The next step in the process will come July 18, when WLVT and WFMZ shut down their separate RF channels, on 39 and 46 respectively.
*Philadelphia is one of several markets where Radio Disney had been quietly airing on HD Radio subchannels for the last few years, as part of an arrangement between Radio Disney and the HD Radio Alliance partners. That deal appears to have ended, at least where Entercom is concerned; the Radio Disney feeds disappeared last week from WXTU (92.5) in Philadelphia as well as WBMP (92.3) in New York and other Entercom stations in Milwaukee, Minneapolis, Denver and Los Angeles.
*And on the other side of the state, we wish a very happy 70th birthday to WBVP (1230 Beaver Falls). PBRTV.com reports 230 people attended a gala event May 25 that included an appearance by Alan Boal, the last surviving member of WBVP’s original 1948 airstaff, as well as the debut of a new book, Behind The Microphone, The History of Radio in Beaver County, written by station owner Mark Peterson, Kenneth Britten, and David Felts.
*Our news from CANADA starts near the MAINE border in St. Stephen, New Brunswick, where Acadia Broadcasting let out “The Tide” at CHTD (98.1) last week. The country format had been on the station since it first signed on back in May 2001, but it’s now given way to AC as “98.1 Charlotte FM,” an identity drawn from Charlotte County, which encompasses St. Stephen.
*In Montreal, community station CHAA (103.3 Longueuil) is on its way from the tower at Olympic Stadium over to a new transmitter home on the CBC tower at Mount Royal. The CRTC approved CHAA’s application to go from its present facility (340 watts average/1.4 kW max DA/193 m) to 403 watts average/1.7 kW max DA/285 m, which will more than double CHAA’s population reach in metro Montreal. CHAA had initially faced opposition from native station CKRK (103.7 Kahnawake) to the south, which had been concerned that a CHAA upgrade would impede its own ability to get a signal boost, but CHAA agreed not to oppose any upgrade attempt by CKRK down the road.
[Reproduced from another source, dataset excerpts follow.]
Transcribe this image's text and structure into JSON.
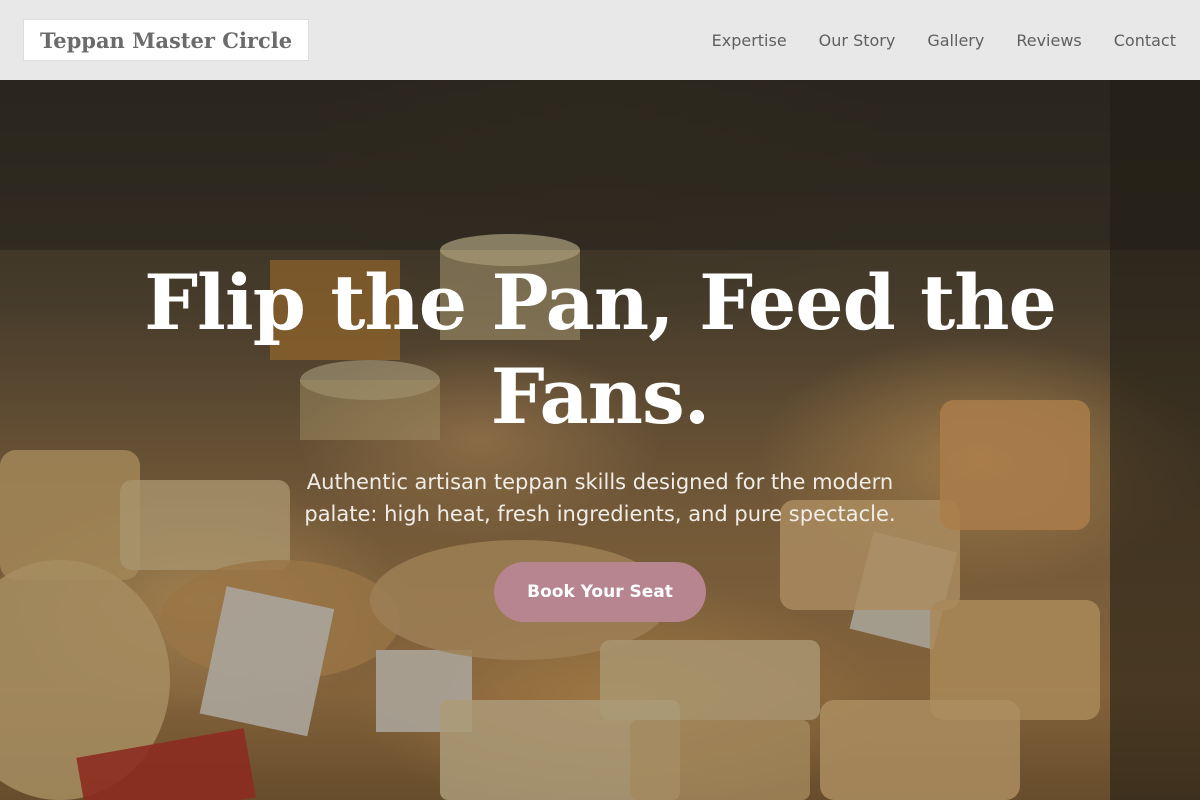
{
  "header": {
    "logo_text": "Teppan Master Circle",
    "nav": [
      {
        "label": "Expertise"
      },
      {
        "label": "Our Story"
      },
      {
        "label": "Gallery"
      },
      {
        "label": "Reviews"
      },
      {
        "label": "Contact"
      }
    ]
  },
  "hero": {
    "title": "Flip the Pan, Feed the Fans.",
    "subtitle": "Authentic artisan teppan skills designed for the modern palate: high heat, fresh ingredients, and pure spectacle.",
    "cta_label": "Book Your Seat",
    "background_image": "cheese-shop-display"
  },
  "colors": {
    "header_background": "#e8e8e8",
    "logo_text": "#6b6b6b",
    "nav_text": "#5f5f5f",
    "hero_text": "#ffffff",
    "cta_background": "#b7858f"
  }
}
Over at Bell’s CJAD (800), Steve Faguy reports that Joey Elias has ended his “Comedy Show,” which had aired weeknights at 11 for a decade. For now, CJAD is instead carrying simulcasts of sister station CFCF-TV (Channel 12)’s CTV national and local news in that slot.
*In Toronto, CILQ (Q107) said goodbye to weekend staple “Psychedelic Sunday” at the end of May. Andy Frost started the show way back in 1985, when the Zeppelin and Floyd tracks he played were still relatively fresh; he’s now 62, and he says the show’s ratings were still strong and he’s not sure why Corus decided to pull the plug on the Sunday afternoon staple.
Over at CITY-TV (Channel 57), it was a 27-year run for Kevin Frankish as host of “Breakfast Television” – and it wrapped up Friday, a few days after Frankish surprised Toronto viewers with news that he was doing his last week of morning shows. Frankish, 54, says he’ll stay with CityTV to produce documentaries.